Coffey explained that they're purifying water currently sent to the ocean to become a new potable water supply for Southern California.

"These next steps are to treat the waters so that we can apply it into the groundwater basins, so it can then be used as drinking water and pulled out by drinking water wells," he said.

Once wastewater has been cleaned and treated, it flows to the advanced water treatment plant, where it's further purified using a three-step process. The water is then safe to reuse again, replenishing groundwater basins and helping ensure water reliability during future droughts.

Ramy's Nursery in Reseda is one of Kohn's plant vendors, where the drought-tolerant flora seems endless. Owner Tom Cohen's father began the business decades ago, and it's had to shift and adapt due to drought.

"I mean, if you came here 10 years ago, I used to have palms and tropical stuff like everywhere," Cohen said. "I don't even think I have a palm tree unless it's a desert palm in the yard right now.
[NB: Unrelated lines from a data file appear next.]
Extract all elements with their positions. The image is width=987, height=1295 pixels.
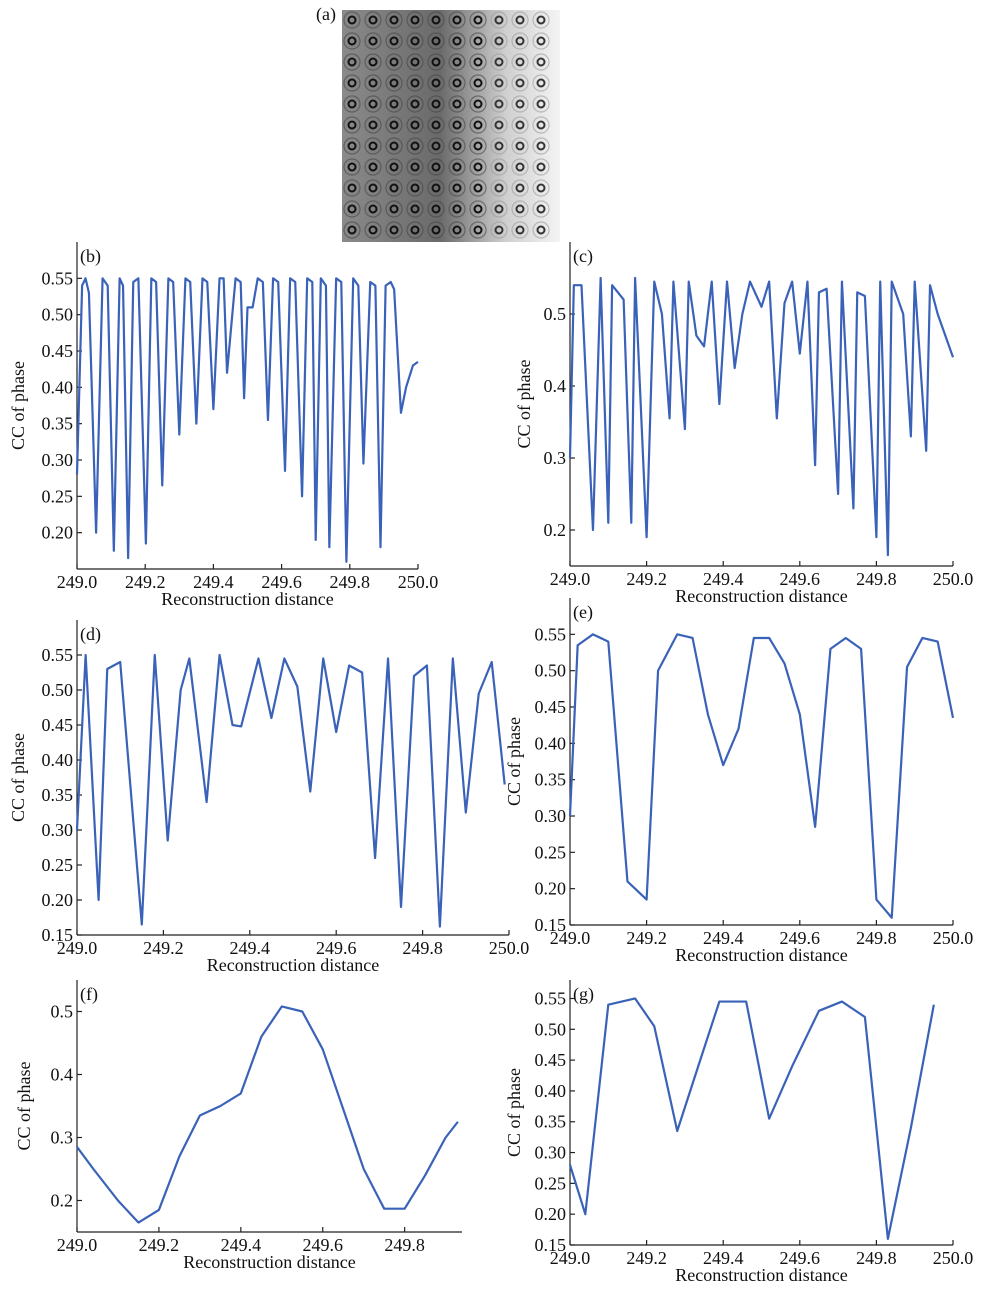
x-tick-label: 249.8 xyxy=(384,1235,425,1255)
panel-label: (c) xyxy=(573,246,593,267)
hologram-image xyxy=(342,10,560,242)
panel-label: (a) xyxy=(316,4,336,25)
y-tick-label: 0.20 xyxy=(535,1204,567,1224)
y-tick-label: 0.2 xyxy=(544,520,567,540)
y-tick-label: 0.40 xyxy=(42,750,74,770)
panel-label: (e) xyxy=(573,602,593,623)
y-tick-label: 0.35 xyxy=(535,1112,567,1132)
y-tick-label: 0.25 xyxy=(535,1173,567,1193)
x-axis-label: Reconstruction distance xyxy=(161,589,333,609)
y-tick-label: 0.30 xyxy=(42,450,74,470)
y-tick-label: 0.50 xyxy=(535,1019,567,1039)
y-tick-label: 0.2 xyxy=(51,1191,74,1211)
y-tick-label: 0.25 xyxy=(535,842,567,862)
y-axis-label: CC of phase xyxy=(14,1062,34,1151)
y-tick-label: 0.55 xyxy=(42,268,74,288)
x-tick-label: 250.0 xyxy=(933,1248,974,1268)
data-line xyxy=(77,655,505,927)
data-line xyxy=(77,278,418,561)
y-tick-label: 0.20 xyxy=(42,523,74,543)
data-line xyxy=(570,998,934,1238)
x-tick-label: 249.8 xyxy=(330,572,371,592)
x-tick-label: 250.0 xyxy=(933,928,974,948)
y-tick-label: 0.3 xyxy=(544,448,567,468)
x-axis-label: Reconstruction distance xyxy=(183,1252,355,1272)
x-tick-label: 249.0 xyxy=(550,928,591,948)
x-axis-label: Reconstruction distance xyxy=(207,955,379,975)
y-tick-label: 0.35 xyxy=(535,770,567,790)
figure: (a) 0.20 0.25 0.30 0.35 0.40 0.45 0.50 0.55 249.… xyxy=(0,0,987,1295)
panel-label: (f) xyxy=(80,984,98,1005)
y-tick-label: 0.30 xyxy=(535,806,567,826)
y-tick-label: 0.4 xyxy=(51,1065,74,1085)
y-tick-label: 0.40 xyxy=(535,1081,567,1101)
x-tick-label: 249.0 xyxy=(57,1235,98,1255)
x-tick-label: 249.8 xyxy=(856,928,897,948)
y-axis-label: CC of phase xyxy=(8,733,28,822)
y-tick-label: 0.50 xyxy=(42,305,74,325)
panel-label: (g) xyxy=(573,984,594,1005)
y-tick-label: 0.25 xyxy=(42,486,74,506)
y-tick-label: 0.40 xyxy=(42,377,74,397)
data-line xyxy=(570,634,953,917)
y-tick-label: 0.45 xyxy=(535,697,567,717)
x-tick-label: 249.0 xyxy=(57,938,98,958)
x-tick-label: 250.0 xyxy=(398,572,439,592)
page: {"image_panel": {"label": "(a)"}, "chart… xyxy=(0,0,987,1295)
x-axis-label: Reconstruction distance xyxy=(675,945,847,965)
panel-label: (d) xyxy=(80,624,101,645)
x-tick-label: 249.0 xyxy=(550,569,591,589)
y-tick-label: 0.25 xyxy=(42,855,74,875)
y-tick-label: 0.5 xyxy=(544,304,567,324)
y-tick-label: 0.45 xyxy=(42,341,74,361)
y-tick-label: 0.55 xyxy=(535,624,567,644)
y-tick-label: 0.20 xyxy=(42,890,74,910)
y-tick-label: 0.35 xyxy=(42,785,74,805)
x-tick-label: 250.0 xyxy=(933,569,974,589)
y-axis-label: CC of phase xyxy=(8,361,28,450)
y-tick-label: 0.50 xyxy=(535,661,567,681)
panel-label: (b) xyxy=(80,246,101,267)
x-tick-label: 249.0 xyxy=(550,1248,591,1268)
x-tick-label: 249.2 xyxy=(626,928,667,948)
x-axis-label: Reconstruction distance xyxy=(675,586,847,606)
x-tick-label: 249.2 xyxy=(143,938,184,958)
y-tick-label: 0.55 xyxy=(535,988,567,1008)
y-axis-label: CC of phase xyxy=(504,1068,524,1157)
y-tick-label: 0.35 xyxy=(42,414,74,434)
y-tick-label: 0.30 xyxy=(42,820,74,840)
data-line xyxy=(77,1006,458,1222)
x-tick-label: 249.8 xyxy=(402,938,443,958)
x-tick-label: 249.2 xyxy=(139,1235,180,1255)
y-tick-label: 0.4 xyxy=(544,376,567,396)
y-axis-label: CC of phase xyxy=(514,360,534,449)
x-tick-label: 249.8 xyxy=(856,569,897,589)
x-tick-label: 249.2 xyxy=(626,569,667,589)
x-tick-label: 249.8 xyxy=(856,1248,897,1268)
y-tick-label: 0.50 xyxy=(42,680,74,700)
y-tick-label: 0.45 xyxy=(535,1050,567,1070)
x-tick-label: 249.2 xyxy=(125,572,166,592)
y-tick-label: 0.3 xyxy=(51,1128,74,1148)
y-axis-label: CC of phase xyxy=(504,717,524,806)
x-axis-label: Reconstruction distance xyxy=(675,1265,847,1285)
x-tick-label: 249.0 xyxy=(57,572,98,592)
y-tick-label: 0.5 xyxy=(51,1002,74,1022)
x-tick-label: 249.2 xyxy=(626,1248,667,1268)
y-tick-label: 0.55 xyxy=(42,645,74,665)
y-tick-label: 0.40 xyxy=(535,733,567,753)
data-line xyxy=(570,278,953,555)
y-tick-label: 0.30 xyxy=(535,1143,567,1163)
x-tick-label: 250.0 xyxy=(489,938,530,958)
y-tick-label: 0.20 xyxy=(535,879,567,899)
y-tick-label: 0.45 xyxy=(42,715,74,735)
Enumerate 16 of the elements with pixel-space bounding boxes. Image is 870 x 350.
That's how much it changed."

Where dry conditions and hot temperatures are only expected to continue in the future, Kohn feels he's doing his part by facilitating changing habits through his landscape design, helping homeowners around the Southland conserve their water.

"When I do landscaping, whether I'm doing turf replacement or not, I only use drought-tolerant plants," he said.

Grass lawns may become a thing of the past, but for a good reason, helping keep our precious water supply replenished now and into the future.